これまでレンズ交換が可能なデジタルカメラといえば、ファインダーは光学式(OVF、Optical View Finder)であり、撮像素子の上に反射鏡を置いた「ミラーボックス」が必須とされていた。撮像素子に光を入射させる構造上、ミラーボックスの小型化には限界があり、それが小型化やコストダウンの足かせとなってきたとされる。
その状況を一変させたのが、電子式ファインダー(EVF、Electric View Finder)だ。撮像素子から取得した情報をファインダーにそのまま映すため、ミラーボックスは不要となり、大胆な小型化が可能になった。2008年9月発売のパナソニック「DMC-G1」を皮切りとした「ミラーレス一眼」は、レンズを交換できるという長所を残しつつ小型化を実現したことから、一気に人気カテゴリへと成長を遂げた。
一方のデジタルビデオカメラは、高倍率ズームレンズを搭載することが一般的なこともあり、レンズ交換のニーズは低いと考えられてきた。2001年発売のキヤノン「XL1S」など、レンズ交換可能なデジタルビデオカメラもこれまでに存在したが、一般消費者向けに発売されたことはない。
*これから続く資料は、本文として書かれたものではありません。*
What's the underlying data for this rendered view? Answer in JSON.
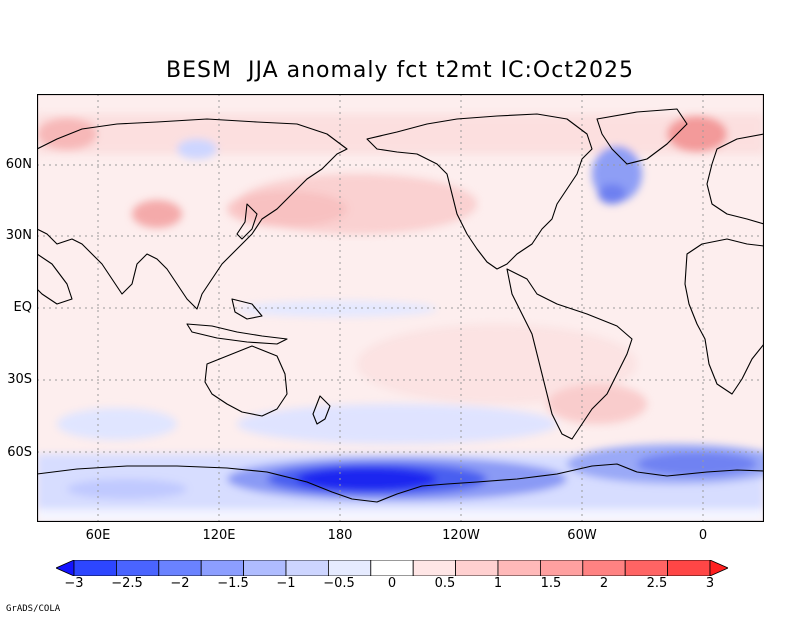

そこに到来したのが、前述したミラーレス一眼の波だ。レンズ交換式カメラは、メーカーによってレンズとボディーを接続する「レンズマウント」の規格が決められ、原則として同一規格のレンズにかぎり接続できる。どのマウント規格を採用するかは、将来にわたりメーカーが発売する製品に影響するため、重要な戦略といえる。
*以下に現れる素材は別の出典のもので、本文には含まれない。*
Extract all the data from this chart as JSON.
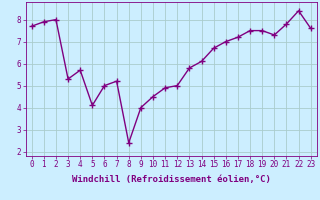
{
  "x": [
    0,
    1,
    2,
    3,
    4,
    5,
    6,
    7,
    8,
    9,
    10,
    11,
    12,
    13,
    14,
    15,
    16,
    17,
    18,
    19,
    20,
    21,
    22,
    23
  ],
  "y": [
    7.7,
    7.9,
    8.0,
    5.3,
    5.7,
    4.1,
    5.0,
    5.2,
    2.4,
    4.0,
    4.5,
    4.9,
    5.0,
    5.8,
    6.1,
    6.7,
    7.0,
    7.2,
    7.5,
    7.5,
    7.3,
    7.8,
    8.4,
    7.6
  ],
  "line_color": "#800080",
  "marker": "+",
  "marker_size": 4,
  "bg_color": "#cceeff",
  "grid_color": "#aacccc",
  "xlabel": "Windchill (Refroidissement éolien,°C)",
  "xlabel_color": "#800080",
  "xlim": [
    -0.5,
    23.5
  ],
  "ylim": [
    1.8,
    8.8
  ],
  "yticks": [
    2,
    3,
    4,
    5,
    6,
    7,
    8
  ],
  "xticks": [
    0,
    1,
    2,
    3,
    4,
    5,
    6,
    7,
    8,
    9,
    10,
    11,
    12,
    13,
    14,
    15,
    16,
    17,
    18,
    19,
    20,
    21,
    22,
    23
  ],
  "tick_color": "#800080",
  "tick_label_fontsize": 5.5,
  "xlabel_fontsize": 6.5,
  "line_width": 1.0
}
今回ソニーが発表した「NEX-VG10」も、メーカーのマウント規格に対する戦略と無関係ではない。ソニーが展開するミラーレス一眼のNEXシリーズには、新しい「Eマウント」が採用され、最初の製品である「NEX-3」と「NEX-5」が発表された時点からビデオカメラの発売も予告されていた(→ソニー、「Eマウント」のクリエイティブ指向ビデオカメラを秋発売)
ビデオカメラは、デジタル化される以前からEVFが広く採用されてきた。ここにきてデジタル一眼レフカメラにも同じEVFが採用されるようになったことで、デジタルカメラとデジタルビデオカメラの構造はより近づいたといえるだろう。例えば、同じEマウントを採用したNEX-3とNEX-5は、共通のCMOSセンサーを搭載するうえ、動画の撮影に対応するなどNEX-VG10と機能に重複が見られる。NEX-VG10にも、マニュアル操作が可能な静止画撮影モードが用意されるなど、デジタル一眼レフカメラ的な利用が可能になっている。
それだけに、メーカーには両者をどのように区分するか、適切な機能の配分が求められるといえる。実際、NEX-VG10には2種類の手ブレ補正機能のほか、高い指向性を備えたマイクなど、動画撮影に適した装備が用意される。消費者側も、動画と静止画のどちらを重視するか、十分な検討が必要だろう。